Harvard Business Review

In an HBR essay published February 10, 2022, a case is made for planting population health change in the current fee-for-service- dominated U.S. health care system.

The authors of the piece are Ryan Howard, MD, a general surgery resident at the University of Michigan and Michael Englesbe, MD, is the Cyrenus G. Darling Sr. & Cyrenus G. Darling Jr. Professor of Surgery and director of the Blue Cross Blue Shield of Michigan Collaborative Quality Initiatives Portfolio.

“In many countries, when patients see specialists such as surgeons, the physician focuses on the primary health issue and does not screen the patient for chronic conditions or unhealthy behaviors. This is a missed opportunity.”

Howard and Englesbe in HBR

Howard and Englesbe offer clear and pragmatic optimism on how to tackle population health outcomes in the current system we have (versus the system we want).

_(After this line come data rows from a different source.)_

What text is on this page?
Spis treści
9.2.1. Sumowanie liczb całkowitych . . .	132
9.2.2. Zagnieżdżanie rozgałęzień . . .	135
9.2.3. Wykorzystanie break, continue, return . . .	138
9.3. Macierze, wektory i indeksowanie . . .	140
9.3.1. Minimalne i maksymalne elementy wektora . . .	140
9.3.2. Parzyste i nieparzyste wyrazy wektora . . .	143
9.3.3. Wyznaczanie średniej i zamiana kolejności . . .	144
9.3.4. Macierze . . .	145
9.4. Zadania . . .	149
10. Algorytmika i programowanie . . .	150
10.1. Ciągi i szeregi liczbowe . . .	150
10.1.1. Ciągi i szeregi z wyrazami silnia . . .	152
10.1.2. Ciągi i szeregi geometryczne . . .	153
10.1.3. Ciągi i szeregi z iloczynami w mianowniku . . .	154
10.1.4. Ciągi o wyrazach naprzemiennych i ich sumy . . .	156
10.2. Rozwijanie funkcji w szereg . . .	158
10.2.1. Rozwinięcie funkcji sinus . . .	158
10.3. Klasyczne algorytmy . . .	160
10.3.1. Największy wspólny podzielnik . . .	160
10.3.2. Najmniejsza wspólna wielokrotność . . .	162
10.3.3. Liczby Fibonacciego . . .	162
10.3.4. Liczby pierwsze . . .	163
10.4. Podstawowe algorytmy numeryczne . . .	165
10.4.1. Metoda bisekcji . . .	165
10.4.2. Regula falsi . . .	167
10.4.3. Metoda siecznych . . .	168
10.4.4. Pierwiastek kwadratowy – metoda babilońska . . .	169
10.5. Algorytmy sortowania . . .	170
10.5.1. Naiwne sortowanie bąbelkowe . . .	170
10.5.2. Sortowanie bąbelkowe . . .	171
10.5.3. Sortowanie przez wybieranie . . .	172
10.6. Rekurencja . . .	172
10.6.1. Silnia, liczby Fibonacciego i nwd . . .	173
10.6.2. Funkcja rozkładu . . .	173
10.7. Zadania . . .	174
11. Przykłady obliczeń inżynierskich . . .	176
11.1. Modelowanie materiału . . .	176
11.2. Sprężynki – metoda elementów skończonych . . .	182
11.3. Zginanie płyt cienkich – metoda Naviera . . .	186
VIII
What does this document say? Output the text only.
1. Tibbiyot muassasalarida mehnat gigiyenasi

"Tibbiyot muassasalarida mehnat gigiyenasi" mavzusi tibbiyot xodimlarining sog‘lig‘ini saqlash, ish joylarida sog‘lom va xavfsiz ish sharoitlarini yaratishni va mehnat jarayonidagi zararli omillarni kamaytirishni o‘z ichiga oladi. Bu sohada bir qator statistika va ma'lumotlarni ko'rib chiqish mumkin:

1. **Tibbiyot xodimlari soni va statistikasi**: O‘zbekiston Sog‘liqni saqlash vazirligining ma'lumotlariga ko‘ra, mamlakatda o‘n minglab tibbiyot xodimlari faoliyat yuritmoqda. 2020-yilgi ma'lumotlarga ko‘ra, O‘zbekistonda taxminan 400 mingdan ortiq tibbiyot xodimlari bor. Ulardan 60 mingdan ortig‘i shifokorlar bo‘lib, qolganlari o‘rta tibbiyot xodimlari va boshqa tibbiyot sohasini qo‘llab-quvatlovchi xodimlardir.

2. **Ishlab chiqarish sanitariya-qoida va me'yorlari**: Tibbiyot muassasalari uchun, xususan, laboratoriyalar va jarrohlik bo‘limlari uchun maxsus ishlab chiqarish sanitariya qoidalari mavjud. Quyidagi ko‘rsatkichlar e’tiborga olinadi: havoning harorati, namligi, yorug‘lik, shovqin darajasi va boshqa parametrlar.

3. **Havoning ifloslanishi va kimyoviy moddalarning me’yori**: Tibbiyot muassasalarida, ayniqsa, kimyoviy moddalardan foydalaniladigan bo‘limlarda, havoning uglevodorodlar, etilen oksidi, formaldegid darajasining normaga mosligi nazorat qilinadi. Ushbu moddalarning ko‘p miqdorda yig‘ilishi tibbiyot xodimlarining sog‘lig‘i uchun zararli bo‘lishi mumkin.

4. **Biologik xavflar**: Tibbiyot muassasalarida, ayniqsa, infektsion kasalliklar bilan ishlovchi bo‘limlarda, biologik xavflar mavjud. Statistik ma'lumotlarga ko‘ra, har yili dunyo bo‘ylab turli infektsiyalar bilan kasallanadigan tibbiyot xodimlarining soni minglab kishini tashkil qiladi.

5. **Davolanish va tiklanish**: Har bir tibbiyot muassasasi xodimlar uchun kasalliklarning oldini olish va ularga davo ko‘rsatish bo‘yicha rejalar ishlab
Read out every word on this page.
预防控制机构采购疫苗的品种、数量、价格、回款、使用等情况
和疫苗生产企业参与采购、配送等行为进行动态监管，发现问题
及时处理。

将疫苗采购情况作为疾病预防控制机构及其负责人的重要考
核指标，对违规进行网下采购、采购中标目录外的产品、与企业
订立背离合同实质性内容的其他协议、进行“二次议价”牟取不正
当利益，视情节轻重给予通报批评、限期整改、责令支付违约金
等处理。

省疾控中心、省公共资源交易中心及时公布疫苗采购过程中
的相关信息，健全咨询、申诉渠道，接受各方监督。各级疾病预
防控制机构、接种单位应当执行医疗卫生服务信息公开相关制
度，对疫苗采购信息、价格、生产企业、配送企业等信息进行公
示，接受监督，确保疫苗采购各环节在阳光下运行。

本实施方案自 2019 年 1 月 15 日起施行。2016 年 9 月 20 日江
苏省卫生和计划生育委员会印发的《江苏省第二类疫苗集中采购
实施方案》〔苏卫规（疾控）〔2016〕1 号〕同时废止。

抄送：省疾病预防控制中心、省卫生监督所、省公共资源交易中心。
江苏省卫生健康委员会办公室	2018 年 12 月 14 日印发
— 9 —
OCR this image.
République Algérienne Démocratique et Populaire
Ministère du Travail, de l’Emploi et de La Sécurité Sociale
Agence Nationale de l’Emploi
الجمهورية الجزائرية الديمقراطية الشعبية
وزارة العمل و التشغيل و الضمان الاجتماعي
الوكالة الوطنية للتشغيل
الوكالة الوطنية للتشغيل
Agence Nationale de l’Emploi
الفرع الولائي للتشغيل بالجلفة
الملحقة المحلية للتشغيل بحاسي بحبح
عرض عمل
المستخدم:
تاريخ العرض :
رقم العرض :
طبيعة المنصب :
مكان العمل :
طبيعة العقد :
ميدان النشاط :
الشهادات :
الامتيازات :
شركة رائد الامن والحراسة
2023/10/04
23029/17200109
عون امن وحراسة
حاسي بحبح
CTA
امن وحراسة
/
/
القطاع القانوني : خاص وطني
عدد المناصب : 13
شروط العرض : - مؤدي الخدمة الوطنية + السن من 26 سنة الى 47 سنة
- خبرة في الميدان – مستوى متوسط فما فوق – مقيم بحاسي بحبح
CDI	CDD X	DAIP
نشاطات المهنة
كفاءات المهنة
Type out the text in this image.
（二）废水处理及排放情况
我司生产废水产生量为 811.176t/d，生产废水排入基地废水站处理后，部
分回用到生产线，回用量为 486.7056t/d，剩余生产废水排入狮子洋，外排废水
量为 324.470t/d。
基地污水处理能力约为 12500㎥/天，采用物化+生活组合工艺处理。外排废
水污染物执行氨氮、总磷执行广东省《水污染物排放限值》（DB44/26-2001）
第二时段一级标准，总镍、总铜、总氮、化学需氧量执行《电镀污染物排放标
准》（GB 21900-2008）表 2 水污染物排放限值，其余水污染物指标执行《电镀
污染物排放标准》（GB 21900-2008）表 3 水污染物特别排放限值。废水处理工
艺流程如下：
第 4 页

“Hospitals already have the tools to manage chronic diseases, but patients are rarely connected to these resources at the time of an operation. Screening and referral to treatment for chronic health conditions not only improves immediate postoperative outcomes they also allow patients engaging with the health care system in a narrow, specialized manner to establish meaningful, long-term health maintenance. There are innovative models already doing precisely this.”

They mention two recently-launched statewide population health initiatives funded by Blue Cross Blue Shield of Michigan—the Michigan Social Health Interventions to Eliminate Disparities (M-Shield) and HBOM that adopt that model.